Organizational units (OUs) are containers that are used to group and isolate resources and, in combination with ACLs and ACL profiles, to control administrative access to those resources.

Every SafeLinx resource is assigned to a primary OU. The OU to which a resource belongs determines who has administrative access to control the resource.

OUs are created in a tree structure, similar to directories. OUs use the X.500 naming scheme, which is defined in Internet Engineering Task Force (IETF) RFC 1779. At the root is a base distinguished name that is specified as o=orgname,c=unitname. For example, if you want to represent a company that is called BigEye with offices throughout Canada, assign a base distinguished name of o=BigEye,c=Canada. Next, create organizational units for each province in which BigEye does business. If these provinces are Ontario, Quebec, and Manitoba, there would be three OUs:

ou=Manitoba,o=BigEye,c=Canada
ou=Ontario,o=BigEye,c=Canada
ou=Quebec,o=BigEye,c=Canada

Organizational units can be nested to any number of levels.

If the Ontario network has subnets that are centered in Ottawa and Toronto, the OUs might look like the following example:

ou=Ottawa,ou=Ontario,o=BigEye,c=Canada
ou=Toronto,ou=Ontario,o=BigEye,c=Canada

The preceding organizational structure might also be represented as in the following example:

BigEye,Canada 
	Manitoba
	Ontario
		Ottawa	
		Toronto
	Quebec
By default, SafeLinx creates the following three organizational units:
SafeLinx
The root-level OU in the hierarchy that is the parent for all other resources.
System
The OU that contains the user IDs of users who are not authenticated by the SafeLinx Server. For more information about the user IDs displayed in the System OU, see Viewing users.
Default Resources
The OU that contains commonly used groups, profiles, and filters. For more information, see Default resources.

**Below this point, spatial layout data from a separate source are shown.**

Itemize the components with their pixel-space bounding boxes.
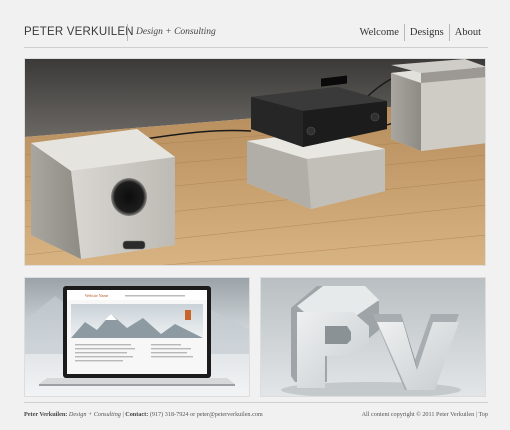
footer-copyright: All content copyright © 2011 Peter Verku…	[361, 411, 475, 418]
footer-divider: |	[122, 411, 124, 418]
site-header: PETER VERKUILEN Design + Consulting Welc…	[24, 0, 488, 48]
nav-designs[interactable]: Designs	[405, 24, 449, 41]
footer-tagline: Design + Consulting	[68, 411, 121, 418]
site-tagline: Design + Consulting	[136, 27, 216, 37]
main-nav: Welcome Designs About	[355, 24, 486, 41]
footer-contact: Peter Verkuilen: Design + Consulting | C…	[24, 411, 263, 418]
nav-welcome[interactable]: Welcome	[355, 24, 404, 41]
design-thumbnail-website[interactable]: Website Name	[24, 277, 250, 397]
footer-name: Peter Verkuilen:	[24, 411, 68, 418]
footer-top-link[interactable]: Top	[478, 411, 488, 418]
design-thumbnail-logo[interactable]	[260, 277, 486, 397]
site-footer: Peter Verkuilen: Design + Consulting | C…	[24, 402, 488, 426]
footer-copyright-area: All content copyright © 2011 Peter Verku…	[362, 411, 488, 418]
nav-about[interactable]: About	[450, 24, 486, 41]
screen-site-title: Website Name	[85, 293, 109, 298]
hero-image[interactable]	[24, 58, 486, 266]
site-brand[interactable]: PETER VERKUILEN	[24, 26, 134, 38]
footer-email-link[interactable]: peter@peterverkuilen.com	[197, 411, 263, 418]
footer-divider: |	[475, 411, 478, 418]
footer-contact-label: Contact:	[125, 411, 149, 418]
footer-or: or	[190, 411, 196, 418]
brand-divider	[127, 24, 128, 41]
footer-phone: (917) 318-7924	[149, 411, 189, 418]
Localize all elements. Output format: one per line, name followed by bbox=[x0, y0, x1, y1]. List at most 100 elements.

When you create a resource, you could assign it to one of the default OUs. But to take advantage of the administrative control that OUs and ACLs give you over your resources, you would assign it to an OU of your own creation. When you create a custom organizational structure, and assign resources to OUs within it, you can use ACLs to design a thoughtful scheme of administrative access. You can grant specific administrators the access to manage the resources in a specific OU and distribute administration across business units in the organization.

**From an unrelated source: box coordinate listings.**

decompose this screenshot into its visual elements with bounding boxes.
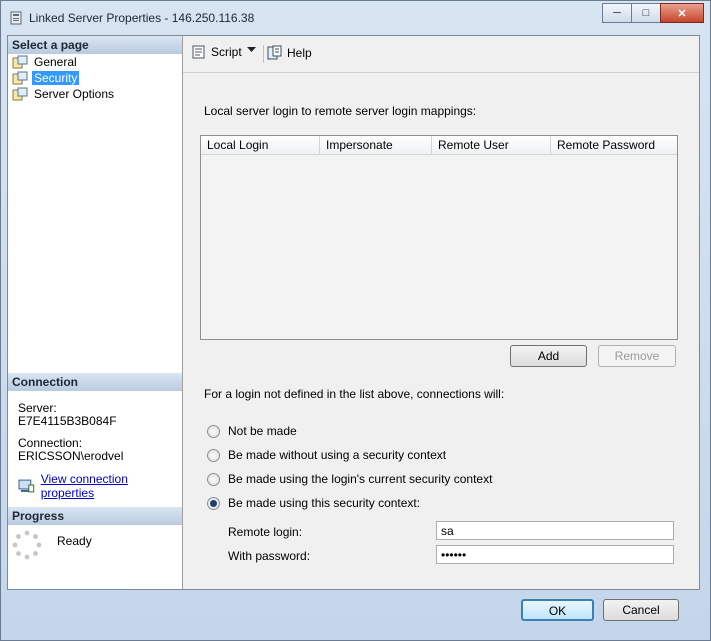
right-pane: Script Help Local server login to remote… [183,36,699,589]
select-page-header: Select a page [8,36,182,54]
page-item-label: Security [32,71,80,85]
mappings-label: Local server login to remote server logi… [204,104,477,118]
page-icon [12,71,28,85]
server-value: E7E4115B3B084F [18,414,117,428]
progress-header: Progress [8,507,182,525]
cancel-button[interactable]: Cancel [603,599,679,621]
maximize-icon: □ [642,7,650,19]
column-local-login[interactable]: Local Login [201,136,320,154]
remote-login-input[interactable] [436,521,674,540]
chevron-down-icon [247,47,256,52]
minimize-button[interactable]: ─ [602,3,632,23]
page-icon [12,55,28,69]
radio-label: Not be made [228,424,297,438]
radio-label: Be made using this security context: [228,496,421,510]
add-button[interactable]: Add [510,345,587,367]
radio-label: Be made using the login's current securi… [228,472,493,486]
column-remote-user[interactable]: Remote User [432,136,551,154]
radio-not-be-made[interactable]: Not be made [207,424,297,438]
connection-header: Connection [8,373,182,391]
not-defined-label: For a login not defined in the list abov… [204,387,505,401]
radio-current-security-context[interactable]: Be made using the login's current securi… [207,472,492,486]
help-icon [267,45,282,60]
server-label: Server: [18,401,57,415]
script-dropdown[interactable] [247,47,256,53]
remote-login-label: Remote login: [228,525,303,539]
script-button[interactable]: Script [191,45,242,59]
script-label: Script [211,45,242,59]
page-icon [12,87,28,101]
progress-spinner-icon [12,530,42,560]
window-title: Linked Server Properties - 146.250.116.3… [29,11,255,25]
toolbar-separator [263,45,264,63]
page-item-label: Server Options [34,87,115,101]
login-mappings-grid[interactable]: Local Login Impersonate Remote User Remo… [200,135,678,340]
title-bar[interactable]: Linked Server Properties - 146.250.116.3… [1,1,710,35]
help-label: Help [287,45,312,60]
close-icon: ✕ [677,7,687,20]
column-impersonate[interactable]: Impersonate [320,136,432,154]
minimize-icon: ─ [613,7,621,19]
page-item-general[interactable]: General [12,54,79,70]
view-connection-properties[interactable]: View connection properties [18,472,182,500]
connection-label: Connection: [18,436,83,450]
maximize-button[interactable]: □ [631,3,661,23]
connection-value: ERICSSON\erodvel [18,449,124,463]
progress-status: Ready [57,534,92,548]
page-item-label: General [34,55,77,69]
radio-button[interactable] [207,424,220,438]
radio-this-security-context[interactable]: Be made using this security context: [207,496,420,510]
ok-button[interactable]: OK [521,599,594,621]
page-item-security[interactable]: Security [12,70,80,86]
help-button[interactable]: Help [267,45,312,60]
view-connection-properties-link[interactable]: View connection properties [41,472,182,500]
radio-label: Be made without using a security context [228,448,447,462]
grid-header: Local Login Impersonate Remote User Remo… [201,136,677,155]
radio-button[interactable] [207,496,220,510]
column-remote-password[interactable]: Remote Password [551,136,677,154]
caption-buttons: ─ □ ✕ [602,3,704,23]
script-icon [192,45,205,59]
radio-button[interactable] [207,472,220,486]
remove-button[interactable]: Remove [598,345,676,367]
left-pane: Select a page General Security Server Op… [8,36,183,589]
dialog-client-area: Select a page General Security Server Op… [7,35,700,590]
with-password-label: With password: [228,549,311,563]
close-button[interactable]: ✕ [660,3,704,23]
page-item-server-options[interactable]: Server Options [12,86,116,102]
with-password-input[interactable] [436,545,674,564]
server-properties-icon [10,11,22,25]
toolbar: Script Help [183,36,699,73]
radio-without-security-context[interactable]: Be made without using a security context [207,448,446,462]
dialog-window: Linked Server Properties - 146.250.116.3… [0,0,711,641]
connection-properties-icon [18,479,35,493]
radio-button[interactable] [207,448,220,462]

You can add resources to multiple OUs. For example, you might create a second hierarchy to represent different divisions of your company, independent of location. Then, you might create OUs called Sales, Testing, and Development. Then, you can assign resources to these additional OUs to view them in those groupings. The only resource that cannot be assigned to multiple OUs is an OU.

You can also move a resource from one OU to another.

If you delete an OU, all resources that have the deleted OU as their primary OU are deleted.